Nate Silver is Right(Sort of) and a Hand

In the last few days before the election, Nate Silver and his statistical analysis(http://fivethirtyeight.blogs.nytimes.com/) gave Obama approximately a 90% chance to win.  He was disparaged by many in the media, especially on the conservative side who disagreed with his analysis and who “knew” better.  People like Joe Scarborough called him a “joke” and said he should not be allowed to write until after the election was over.  All this hate over mathematical models?  I am reminded of those baseball players, managers and general managers who did not believe what sabermetrics and the idea of “Moneyball” was telling them until it started working.  To many, Silver is now vindicated because what he predicted came to be true.

To me, Silver is the same person that he always was.  I respect him immensely and love that he has brought this type of analysis to the mainstream.  However, in this case, he made a prediction about the election(with confidence intervals mind you) and he happened to be right.  His sample size for this election is 1, and even he would agree that you need a much larger sample to determine if his modeling is right(I believe it is).  If Romney had won, Silver would have been considered a fool, despite the fact that his models suggested that it would happen about 10% of the time.

A hand I won yesterday gave me similar feelings to the ones I have about Nate Silver.

A bad player($2500) who is playing every hand and never folding preflop or on the flop limps, a good player($2500) who I have played with before raises to $45 and I call($4000) next to act with 33.  A tight player calls behind me and the limper calls.

The pot is $180 and the flop comes Jc4s3c.  The bad player checks and the good player bets $140.  I elect to call for a few reasons.  Firstly, I think there is a lot of money to be had by letting the bad player call the flop(with few outs) which he will do a lot of the time.  If he elects to raise as a bluff, semibluff or with a Jack, I can find myself winning a really big pot having great equity.  I can also trap the good player in there(since he can’t fold to the bad player’s raise) and potentially win a massive pot.  Secondly, I think if I raise the flop, it’s going to be tough to stack the good player when I have represented a good hand and play fairly tight.  Thirdly, noone ever calls with a set there on a drawy board, so he won’t expect me to have one.  The bad player calls as well.

The pot is $600 and the turn comes the 5h.    Both players check to me and I have to decide how much to bet(betting is obviously) the correct play here.  For what its worth, the 5 is a pretty good card because the bad player will call with any pair+straight draw for just about any amount.  It is possible that he hit a gutshot(because he never folds the flop with it) but it is less of a concern.  I bet $425, which is a healthy bet(2/3 pot) and one designed to allow the bad player to call and potentially make a huge mistake on the river(either making a hand that is no good, or picking a bad time to bluff).  Unfortunately, he folds and surprisingly the good player calls.

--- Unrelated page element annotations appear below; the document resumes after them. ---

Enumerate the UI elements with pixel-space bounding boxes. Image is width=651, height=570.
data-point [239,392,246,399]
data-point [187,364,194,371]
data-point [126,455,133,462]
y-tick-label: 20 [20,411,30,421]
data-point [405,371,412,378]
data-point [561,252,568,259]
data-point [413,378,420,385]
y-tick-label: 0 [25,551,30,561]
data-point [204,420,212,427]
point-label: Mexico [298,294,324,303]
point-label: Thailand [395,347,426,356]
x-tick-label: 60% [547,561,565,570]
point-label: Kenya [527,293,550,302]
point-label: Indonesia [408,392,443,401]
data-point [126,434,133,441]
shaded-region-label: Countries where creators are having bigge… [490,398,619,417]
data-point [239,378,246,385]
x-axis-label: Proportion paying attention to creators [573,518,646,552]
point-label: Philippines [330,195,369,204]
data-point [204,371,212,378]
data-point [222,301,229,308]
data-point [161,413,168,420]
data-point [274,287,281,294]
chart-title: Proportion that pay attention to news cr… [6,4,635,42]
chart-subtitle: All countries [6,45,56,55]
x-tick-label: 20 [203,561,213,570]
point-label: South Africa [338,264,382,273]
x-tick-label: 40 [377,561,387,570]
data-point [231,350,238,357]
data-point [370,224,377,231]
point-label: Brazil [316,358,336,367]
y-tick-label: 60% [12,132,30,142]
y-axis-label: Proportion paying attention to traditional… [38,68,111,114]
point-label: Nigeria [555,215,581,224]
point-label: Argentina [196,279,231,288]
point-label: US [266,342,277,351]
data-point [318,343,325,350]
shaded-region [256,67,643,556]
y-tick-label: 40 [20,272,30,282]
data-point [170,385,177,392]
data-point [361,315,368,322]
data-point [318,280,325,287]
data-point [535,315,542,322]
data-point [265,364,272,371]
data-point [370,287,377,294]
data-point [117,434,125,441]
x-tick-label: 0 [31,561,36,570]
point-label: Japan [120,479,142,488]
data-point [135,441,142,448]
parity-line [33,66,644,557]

I am surprised that he called because I thought he would have bet every hand he wanted to continue with, since he wouldn’t want it to risk getting checked around.  In fact, I hadn’t considered him calling, since once he checked, I assumed he was giving up.

The pot is $1450, there is $1900 left and the river is the 8h.  That is a great card since all the draws missed, and I am an overwhelming favorite to have the best hand, since the good player always raises the turn with a better hand than mine.  He checks and I think about how much to bet.  I think that if I bet somewhere in the “normal” value betting range, like $700 he is likely to realize its a value bet and not call too weakly.  I considered betting like $1100, but I think that looks relatively strong as well and while he might call weakly, I think it gets called less often than $700.  I thought for a bit and realized that if he called $1100, he would probably call $1900 with about the same frequency and that it looked a little more like a bluff.   If I had to put percentages on it, the times that he could call(excluding the times he missed a draw and was folding to any bet) were 80% to call $700, 50% to call $1100 and 35% to call $1900.  So the expected values(according to the model I gave and used in real time) are $560, $550 and $665.  In any event, he thought for a very long time and eventually called, I showed my set and won a nice pot.

I was very glad to be called and to have won a such a nice pot.  However, I immediately realized how lucky I was, since my model had him folding 2/3 of the time!  I calculated what I thought was the right play, but over a very small sample size, any slight tweak in the percentage of times he calls can change the model significantly.  Plus, I was in the pursuit of an extra $105 with a $1900 bet, with a sample size of 1!

Just like Nate Silver, you take in all the information you can, make the best model and predict using it.  Whether you are right or wrong over a small sample size is irrelevant to whether or not you did a good job modeling in the first place, despite what everyone thinks.  You just keep on doing a good job and let the numbers fall where they may.